The pro-life lobby’s geographical and architectural groundswell represents just one part of the movement’s many tactics that, in chorus, have resulted in the dismantling of Roe, yet it has played an essential role. As we face a national landscape in which abortion rights are significantly curtailed—an event that will disproportionately affect low-income women of color—it is critical for architects and architectural historians to return to the archives and observe how our spatial tactics, even those devised for progressive ends, can be easily subverted and appropriated. What remains, in this dire moment, is an urgent need for protest and refusal. Architects must render legible the pernicious spatial practices of the anti-abortion movement, but perhaps more importantly, they must deny their services to state actors who deprive abortion seekers of their right to choose, as well as the private corporations who vocally support or quietly affirm them.
CITATION
Overholt, M.C., “Lessons from the Crisis Pregnancy Center: Anti-abortion Activism and the Architecture of Coercion,” PLATFORM, June 24, 2022.
NOTES
[1] Estimates for current ratio are based on the Crisis Pregnancy Center Map, compiled and managed by Andrea Swartzendruber and Danielle Lambert, and the Abortion Facility Database, managed by the University of California San Francisco’s Advancing New Standards in Reproductive Health (ANSIRH) initiative.

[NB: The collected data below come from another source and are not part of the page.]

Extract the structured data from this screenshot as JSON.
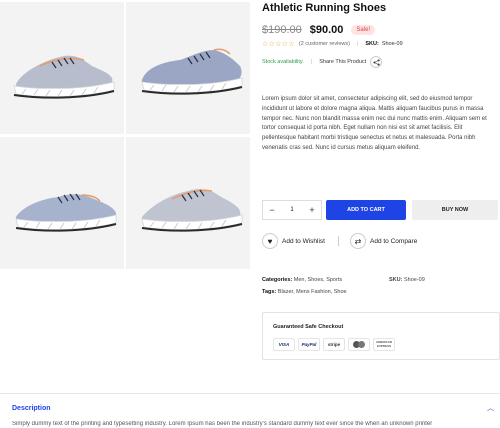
{
  "product": {
    "title": "Athletic Running Shoes",
    "old_price": "$190.00",
    "new_price": "$90.00",
    "sale_badge": "Sale!",
    "stars": "☆☆☆☆☆",
    "review_count": "(2 customer reviews)",
    "sku_label": "SKU:",
    "sku_value": "Shoe-09",
    "stock": "Stock availability.",
    "share_label": "Share This Product",
    "description": "Lorem ipsum dolor sit amet, consectetur adipiscing elit, sed do eiusmod tempor incididunt ut labore et dolore magna aliqua. Mattis aliquam faucibus purus in massa tempor nec. Nunc non blandit massa enim nec dui nunc mattis enim. Aliquam sem et tortor consequat id porta nibh. Eget nullam non nisi est sit amet facilisis. Elit pellentesque habitant morbi tristique senectus et netus et malesuada. Porta nibh venenatis cras sed. Nunc id cursus metus aliquam eleifend."
  },
  "purchase": {
    "qty_minus": "−",
    "qty_value": "1",
    "qty_plus": "+",
    "add_to_cart": "ADD TO CART",
    "buy_now": "BUY NOW"
  },
  "actions": {
    "wishlist": "Add to Wishlist",
    "compare": "Add to Compare"
  },
  "meta": {
    "categories_label": "Categories:",
    "categories_value": "Men, Shoes, Sports",
    "sku_label": "SKU:",
    "sku_value": "Shoe-09",
    "tags_label": "Tags:",
    "tags_value": "Blazer, Mens Fashion, Shoe"
  },
  "checkout": {
    "title": "Guaranteed Safe Checkout",
    "methods": [
      "VISA",
      "PayPal",
      "stripe",
      "",
      "AMERICAN EXPRESS"
    ]
  },
  "description_panel": {
    "heading": "Description",
    "text": "Simply dummy text of the printing and typesetting industry. Lorem Ipsum has been the industry's standard dummy text ever since the when an unknown printer"
  },
  "icons": {
    "share": "share-icon",
    "wishlist": "heart-icon",
    "compare": "compare-arrows-icon",
    "chevron": "chevron-up-icon"
  },
  "colors": {
    "accent": "#1e44e6",
    "sale": "#d8464d",
    "stock": "#2e9a4d",
    "stars": "#e0a43a"
  }
}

[2] Joseph Scheidler, Closed: 99 Ways to Stop Abortion (San Francisco: Ignatius Press, 1985), 169.
[3] Margaret Hartshorn, “Pregnancy Help Centers, Abstinence, STDS, and Healing: Putting it All Together,” in Back to the Drawing Board: The Future of the Pro-life Movement (South Bend: St. Augustine’s Press, 2003), 109.
[4] Ronnee Schreiber, Righting Feminism: Conservative Women and American Politics (Oxford: Oxford University Press, 2008), 116.
[5] Kimberley Kelly, “In the Name of the Mother: Renegotiating Conservative Women’s Authority in the Crisis Pregnancy Center Movement,” Signs: Journal of Women in Culture and Society 38, no. 1 (2012), 212.